If this last one is what you guessed, then you are starting to get why people make the ultimate decision of ending their lives prematurely. As counseling is a means to alleviate emotional suffering, people in the practice know how our emotions play such a crucial role in the decisions that we make. In fact, we often hear people say that we should not make emotional decisions, as these can ultimately result in unwise choices.
Why do we kill ourselves? Because the mind plays tricks on us. According to a source, the part of the brain that tells us about our emotional pain, is the same part that tells us that we are in actual physical pain. We all know that any amount of emotions cannot, and will not, do us actual and immediate physical harm. However, because the parts of the brain that are activated by emotional stress are the same parts that react to physical pain, emotional pain can feel just like a ghastly broken bone, or a knife stabbed into our body.
Hence, we say the pain is too much to bear. The only escape will be to not feel anything at all. We do this through many ways, one of which is suicide.

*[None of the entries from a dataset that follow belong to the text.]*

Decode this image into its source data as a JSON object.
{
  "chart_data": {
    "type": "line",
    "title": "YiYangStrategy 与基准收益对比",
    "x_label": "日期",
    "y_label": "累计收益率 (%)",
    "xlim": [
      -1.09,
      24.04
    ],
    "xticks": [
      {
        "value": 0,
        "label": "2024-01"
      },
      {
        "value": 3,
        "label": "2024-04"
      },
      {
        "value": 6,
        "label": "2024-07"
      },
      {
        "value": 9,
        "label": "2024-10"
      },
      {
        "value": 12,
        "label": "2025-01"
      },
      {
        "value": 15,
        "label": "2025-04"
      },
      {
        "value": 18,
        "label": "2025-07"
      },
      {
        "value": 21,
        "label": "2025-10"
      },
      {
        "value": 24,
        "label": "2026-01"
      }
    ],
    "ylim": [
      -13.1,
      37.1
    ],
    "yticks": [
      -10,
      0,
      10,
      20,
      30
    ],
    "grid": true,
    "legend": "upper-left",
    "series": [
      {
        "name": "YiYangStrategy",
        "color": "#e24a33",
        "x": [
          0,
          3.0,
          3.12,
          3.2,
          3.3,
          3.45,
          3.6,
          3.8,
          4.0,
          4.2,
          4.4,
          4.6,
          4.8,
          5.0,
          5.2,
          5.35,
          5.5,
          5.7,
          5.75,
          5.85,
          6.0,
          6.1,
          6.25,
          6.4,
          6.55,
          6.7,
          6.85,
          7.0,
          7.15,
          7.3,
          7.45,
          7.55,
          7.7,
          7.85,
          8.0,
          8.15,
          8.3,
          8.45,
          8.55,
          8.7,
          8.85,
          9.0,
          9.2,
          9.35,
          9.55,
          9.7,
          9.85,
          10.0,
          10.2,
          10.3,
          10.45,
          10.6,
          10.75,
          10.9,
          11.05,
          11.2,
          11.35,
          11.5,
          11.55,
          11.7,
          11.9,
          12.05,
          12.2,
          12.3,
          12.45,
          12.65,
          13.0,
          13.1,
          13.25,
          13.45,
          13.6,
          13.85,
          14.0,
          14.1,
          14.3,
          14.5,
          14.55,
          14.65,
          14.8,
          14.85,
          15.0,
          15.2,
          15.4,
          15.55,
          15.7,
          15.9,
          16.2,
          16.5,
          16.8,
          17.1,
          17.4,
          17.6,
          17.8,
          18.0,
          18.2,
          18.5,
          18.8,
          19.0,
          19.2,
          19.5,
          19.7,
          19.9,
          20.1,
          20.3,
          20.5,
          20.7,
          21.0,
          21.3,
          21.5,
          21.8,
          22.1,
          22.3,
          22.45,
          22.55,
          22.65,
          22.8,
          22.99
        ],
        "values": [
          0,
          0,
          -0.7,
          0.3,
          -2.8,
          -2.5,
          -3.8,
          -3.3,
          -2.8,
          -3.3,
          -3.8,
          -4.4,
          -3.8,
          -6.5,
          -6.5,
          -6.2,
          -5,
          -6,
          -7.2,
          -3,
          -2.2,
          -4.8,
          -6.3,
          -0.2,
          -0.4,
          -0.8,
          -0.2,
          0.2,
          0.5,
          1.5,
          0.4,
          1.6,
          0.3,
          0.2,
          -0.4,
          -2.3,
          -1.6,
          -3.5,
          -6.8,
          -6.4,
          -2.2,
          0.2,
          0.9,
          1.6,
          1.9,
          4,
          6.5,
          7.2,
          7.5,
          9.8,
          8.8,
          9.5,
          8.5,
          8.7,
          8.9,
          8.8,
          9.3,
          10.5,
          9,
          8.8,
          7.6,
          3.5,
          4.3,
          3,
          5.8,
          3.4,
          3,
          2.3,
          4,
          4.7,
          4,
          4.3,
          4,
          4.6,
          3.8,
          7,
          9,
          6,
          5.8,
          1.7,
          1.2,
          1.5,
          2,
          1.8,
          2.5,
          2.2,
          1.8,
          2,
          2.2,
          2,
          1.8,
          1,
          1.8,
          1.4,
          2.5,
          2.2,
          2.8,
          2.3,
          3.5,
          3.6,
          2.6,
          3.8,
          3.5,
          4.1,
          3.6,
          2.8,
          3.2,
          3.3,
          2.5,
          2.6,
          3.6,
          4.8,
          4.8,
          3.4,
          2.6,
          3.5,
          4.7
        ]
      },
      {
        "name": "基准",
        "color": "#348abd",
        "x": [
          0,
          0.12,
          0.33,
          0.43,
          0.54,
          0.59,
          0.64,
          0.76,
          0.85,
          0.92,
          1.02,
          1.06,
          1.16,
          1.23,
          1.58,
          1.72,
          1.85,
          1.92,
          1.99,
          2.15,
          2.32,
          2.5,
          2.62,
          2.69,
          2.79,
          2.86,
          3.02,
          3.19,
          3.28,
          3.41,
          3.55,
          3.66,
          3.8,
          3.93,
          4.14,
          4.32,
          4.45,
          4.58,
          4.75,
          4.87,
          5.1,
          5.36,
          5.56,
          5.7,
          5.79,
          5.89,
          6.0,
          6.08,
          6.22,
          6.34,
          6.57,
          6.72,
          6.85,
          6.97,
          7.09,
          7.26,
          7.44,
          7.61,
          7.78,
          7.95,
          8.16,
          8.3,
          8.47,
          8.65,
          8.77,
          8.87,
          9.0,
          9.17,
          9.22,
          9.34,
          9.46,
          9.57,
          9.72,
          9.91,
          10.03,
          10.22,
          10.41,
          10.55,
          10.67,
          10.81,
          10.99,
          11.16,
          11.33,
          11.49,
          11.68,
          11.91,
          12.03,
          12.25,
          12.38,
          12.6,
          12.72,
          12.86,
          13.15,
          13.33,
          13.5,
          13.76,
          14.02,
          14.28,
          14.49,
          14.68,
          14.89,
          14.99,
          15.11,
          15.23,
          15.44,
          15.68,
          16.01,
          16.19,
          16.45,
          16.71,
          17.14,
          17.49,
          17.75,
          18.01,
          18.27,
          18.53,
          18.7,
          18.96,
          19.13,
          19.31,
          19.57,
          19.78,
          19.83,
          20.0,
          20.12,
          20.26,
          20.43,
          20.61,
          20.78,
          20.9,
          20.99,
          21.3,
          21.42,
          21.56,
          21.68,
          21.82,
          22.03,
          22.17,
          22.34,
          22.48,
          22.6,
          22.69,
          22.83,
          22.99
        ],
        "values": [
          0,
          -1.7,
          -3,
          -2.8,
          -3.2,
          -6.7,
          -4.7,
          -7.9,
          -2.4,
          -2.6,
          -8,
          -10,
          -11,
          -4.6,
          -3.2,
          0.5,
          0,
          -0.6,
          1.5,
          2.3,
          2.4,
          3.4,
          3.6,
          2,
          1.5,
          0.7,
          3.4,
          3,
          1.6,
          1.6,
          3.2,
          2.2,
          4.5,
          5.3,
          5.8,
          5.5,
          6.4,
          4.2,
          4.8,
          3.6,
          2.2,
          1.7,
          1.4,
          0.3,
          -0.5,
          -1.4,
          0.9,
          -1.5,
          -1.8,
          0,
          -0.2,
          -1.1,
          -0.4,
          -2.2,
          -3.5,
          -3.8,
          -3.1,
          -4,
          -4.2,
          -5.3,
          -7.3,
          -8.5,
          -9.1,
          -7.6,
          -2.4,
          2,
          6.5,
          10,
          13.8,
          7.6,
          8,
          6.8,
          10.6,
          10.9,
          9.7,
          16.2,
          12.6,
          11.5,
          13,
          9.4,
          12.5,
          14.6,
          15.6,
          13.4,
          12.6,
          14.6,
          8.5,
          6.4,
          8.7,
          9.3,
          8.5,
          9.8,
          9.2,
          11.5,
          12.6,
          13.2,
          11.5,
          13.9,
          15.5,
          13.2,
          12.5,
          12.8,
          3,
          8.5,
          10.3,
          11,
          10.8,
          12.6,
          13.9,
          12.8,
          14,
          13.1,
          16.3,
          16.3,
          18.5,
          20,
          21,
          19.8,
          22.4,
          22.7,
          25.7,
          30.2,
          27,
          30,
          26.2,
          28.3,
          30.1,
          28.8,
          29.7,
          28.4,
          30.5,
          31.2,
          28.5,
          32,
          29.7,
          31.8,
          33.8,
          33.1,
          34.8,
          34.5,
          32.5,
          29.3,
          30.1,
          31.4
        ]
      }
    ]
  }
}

Death is the ultimate pain-ender and stopper. The other ways are through drugs, alcohol, and even sex.
Maybe we can also learn something about us through this understanding of where the urge to quit life comes from. As we all carry in us the same anatomy, we must understand that no one is immune from wanting to end it all. You and I have gone through moments in life wanting the ultimate back door, and it is in these times, that we need each other more than ever.